The draft EIS evaluates the potential environmental, social, economic and public service impacts of the casino proposal. The EIS is required for the federal government's review of the Tribe's pending land-into-trust applications.
The draft EIS will be used to create a final document, which will incorporate written public comments sent to the federal Bureau of Indian Affairs as well as comments made at a public hearing in Barstow. The public hearing will be held on July 27 at Barstow Community College.
The Los Coyotes Band and the City of Barstow began pursuing an off-reservation casino in 2001. In 2004, Los Coyotes and the City of Barstow signed one of the most generous Municipal Agreements in California, providing for a 4.3 percent revenue sharing agreement with the City. It is estimated the City would receive more than $4 million from the first year of the casino's operations.

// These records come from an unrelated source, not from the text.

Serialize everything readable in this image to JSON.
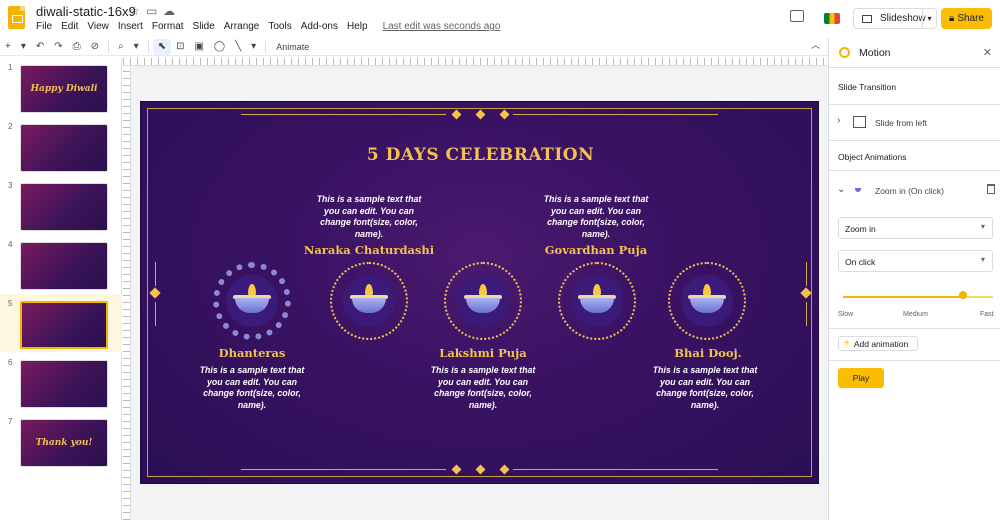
{
  "title": {
    "doc_name": "diwali-static-16x9",
    "star_icon": "star-icon",
    "folder_icon": "folder-icon",
    "cloud_icon": "cloud-icon",
    "menus": [
      "File",
      "Edit",
      "View",
      "Insert",
      "Format",
      "Slide",
      "Arrange",
      "Tools",
      "Add-ons",
      "Help"
    ],
    "last_edit": "Last edit was seconds ago",
    "slideshow_label": "Slideshow",
    "share_label": "Share"
  },
  "toolbar": {
    "buttons": [
      "+",
      "▾",
      "↶",
      "↷",
      "⎙",
      "⊘",
      "⌕",
      "▾",
      "⬉",
      "⊡",
      "▣",
      "◯",
      "╲",
      "▾"
    ],
    "animate_label": "Animate"
  },
  "filmstrip": {
    "slides": [
      {
        "num": "1",
        "label": "Happy Diwali"
      },
      {
        "num": "2",
        "label": ""
      },
      {
        "num": "3",
        "label": ""
      },
      {
        "num": "4",
        "label": ""
      },
      {
        "num": "5",
        "label": ""
      },
      {
        "num": "6",
        "label": ""
      },
      {
        "num": "7",
        "label": "Thank you!"
      }
    ],
    "selected_index": 4
  },
  "slide": {
    "title": "5 DAYS CELEBRATION",
    "days": [
      {
        "name": "Dhanteras",
        "desc": "This is a sample text that you can edit. You can change font(size, color, name)."
      },
      {
        "name": "Naraka Chaturdashi",
        "desc": "This is a sample text that you can edit. You can change font(size, color, name)."
      },
      {
        "name": "Lakshmi Puja",
        "desc": "This is a sample text that you can edit. You can change font(size, color, name)."
      },
      {
        "name": "Govardhan Puja",
        "desc": "This is a sample text that you can edit. You can change font(size, color, name)."
      },
      {
        "name": "Bhai Dooj.",
        "desc": "This is a sample text that you can edit. You can change font(size, color, name)."
      }
    ]
  },
  "panel": {
    "title": "Motion",
    "slide_transition_label": "Slide Transition",
    "transition_name": "Slide from left",
    "object_animations_label": "Object Animations",
    "animation_item": "Zoom in  (On click)",
    "effect_select": "Zoom in",
    "trigger_select": "On click",
    "speed_labels": {
      "slow": "Slow",
      "medium": "Medium",
      "fast": "Fast"
    },
    "speed_value": 0.8,
    "add_animation_label": "Add animation",
    "play_label": "Play"
  },
  "colors": {
    "accent": "#fbbc04",
    "slide_gold": "#f2c14e",
    "slide_bg": "#3a1263"
  }
}
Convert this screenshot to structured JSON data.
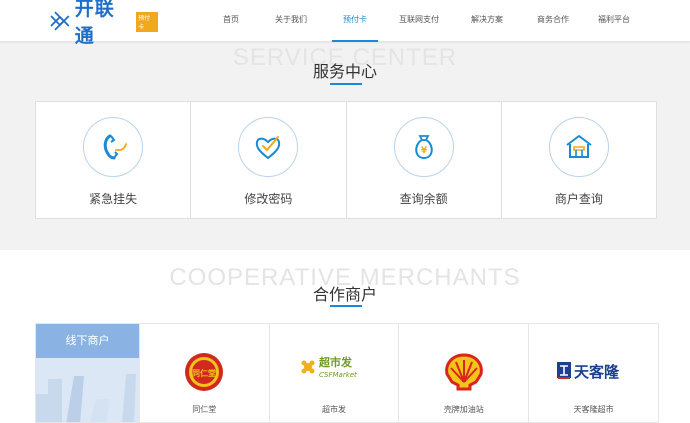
{
  "header": {
    "logo_text": "开联通",
    "logo_badge": "预付卡",
    "nav": [
      {
        "label": "首页",
        "active": false
      },
      {
        "label": "关于我们",
        "active": false
      },
      {
        "label": "预付卡",
        "active": true
      },
      {
        "label": "互联网支付",
        "active": false
      },
      {
        "label": "解决方案",
        "active": false
      },
      {
        "label": "商务合作",
        "active": false
      },
      {
        "label": "福利平台",
        "active": false
      }
    ]
  },
  "service": {
    "bg_text": "SERVICE CENTER",
    "title": "服务中心",
    "items": [
      {
        "label": "紧急挂失",
        "icon": "phone-icon"
      },
      {
        "label": "修改密码",
        "icon": "heart-check-icon"
      },
      {
        "label": "查询余额",
        "icon": "money-bag-icon"
      },
      {
        "label": "商户查询",
        "icon": "shop-icon"
      }
    ]
  },
  "coop": {
    "bg_text": "COOPERATIVE MERCHANTS",
    "title": "合作商户",
    "offline_label": "线下商户",
    "merchants": [
      {
        "name": "同仁堂",
        "icon": "tongrentang-logo"
      },
      {
        "name": "超市发",
        "icon": "csf-market-logo"
      },
      {
        "name": "壳牌加油站",
        "icon": "shell-logo"
      },
      {
        "name": "天客隆超市",
        "icon": "tiankelong-logo"
      }
    ],
    "logo_texts": {
      "tongrentang": "同仁堂",
      "csf_cn": "超市发",
      "csf_en": "CSFMarket",
      "tiankelong": "天客隆"
    }
  },
  "colors": {
    "accent": "#1a8ad4",
    "logo_blue": "#1f6fc9",
    "offline_tab": "#8ab3e3"
  }
}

The Tribe began working with DOI on the land-into-trust process and filed its formal application in March of 2006. The Los Coyotes Band responded to new standards set by DOI, and submitted a revised request in 2008. In its application, the Tribe asked the Department take a 23-acre parcel of land in Barstow into federal trust, and that it issue a "two-part determination" that doing so would benefit both the Tribe and the surrounding community.
While the EIS phase moves forward, the Los Coyotes Band plans to begin negotiations on a new compact.

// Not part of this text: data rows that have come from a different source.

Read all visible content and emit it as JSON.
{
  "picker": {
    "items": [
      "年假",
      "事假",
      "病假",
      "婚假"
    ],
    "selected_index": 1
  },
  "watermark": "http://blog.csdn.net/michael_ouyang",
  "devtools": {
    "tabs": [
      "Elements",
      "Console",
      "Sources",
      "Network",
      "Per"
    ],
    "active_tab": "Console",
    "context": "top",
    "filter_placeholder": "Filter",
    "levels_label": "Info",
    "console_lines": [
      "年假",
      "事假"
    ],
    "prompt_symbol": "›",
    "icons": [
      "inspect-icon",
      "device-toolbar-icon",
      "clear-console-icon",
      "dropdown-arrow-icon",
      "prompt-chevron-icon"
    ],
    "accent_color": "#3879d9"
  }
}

"Four years ago when we asked the California Legislature to approve our previous gaming compact, signed by Gov. Schwarzenegger, we were asked to go to Washington and get our land put into trust first, and then come back to Sacramento to work on the gaming compact," said Chapparosa. "We look forward to working together toward a new gaming compact with Gov. Jerry Brown for the Legislature's consideration."

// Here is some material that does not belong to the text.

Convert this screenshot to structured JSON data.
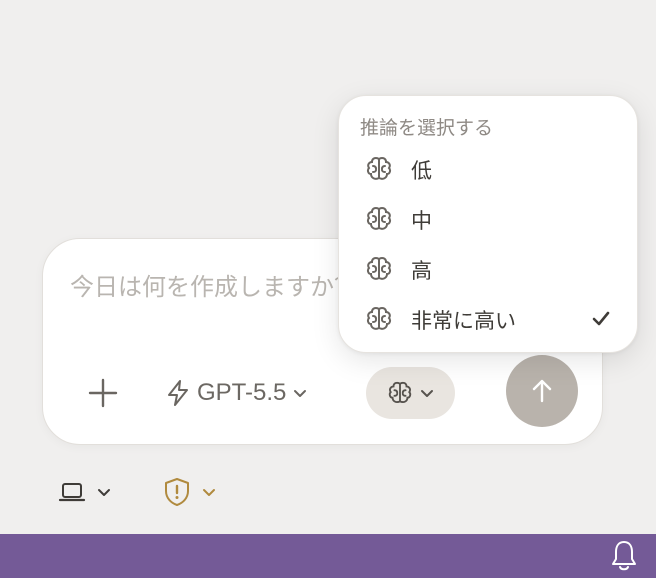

For additional information, please visit: http://www.barstowcasinoproject.com/
About the Los Coyotes Band
The Los Coyotes Band's reservation is located in the remote mountainous area of northern San Diego County – surrounded on three sides by national forests. Electricity was brought to the edge of the reservation less than 10 years ago, and because of its remote location, rugged terrain and limited infrastructure, the reservation generally is unsuitable for significant economic development. For this reason, there are no viable employment opportunities and less than 20% of the tribe's members live on the reservation. Currently there are 328 members enrolled in the Los Coyotes Band. The majority of tribal members are dispersed over southern California
The Indian Gaming Regulatory Act (IGRA) specifically allows a federally recognized tribe to engage in gaming on trust land acquired after 1988 if the Department of the Interior determines that it would be beneficial to the tribe and not detrimental to the surrounding community, and the Governor concurs in the Department's determination. This "Two-Part Determination" exception allows a tribe with a reservation not conducive to viable economic development to develop a casino off the reservation, so long as the tribe can show that the proposed gaming development would be in the best interest of the tribe and its members, and would not be detrimental to the surrounding community.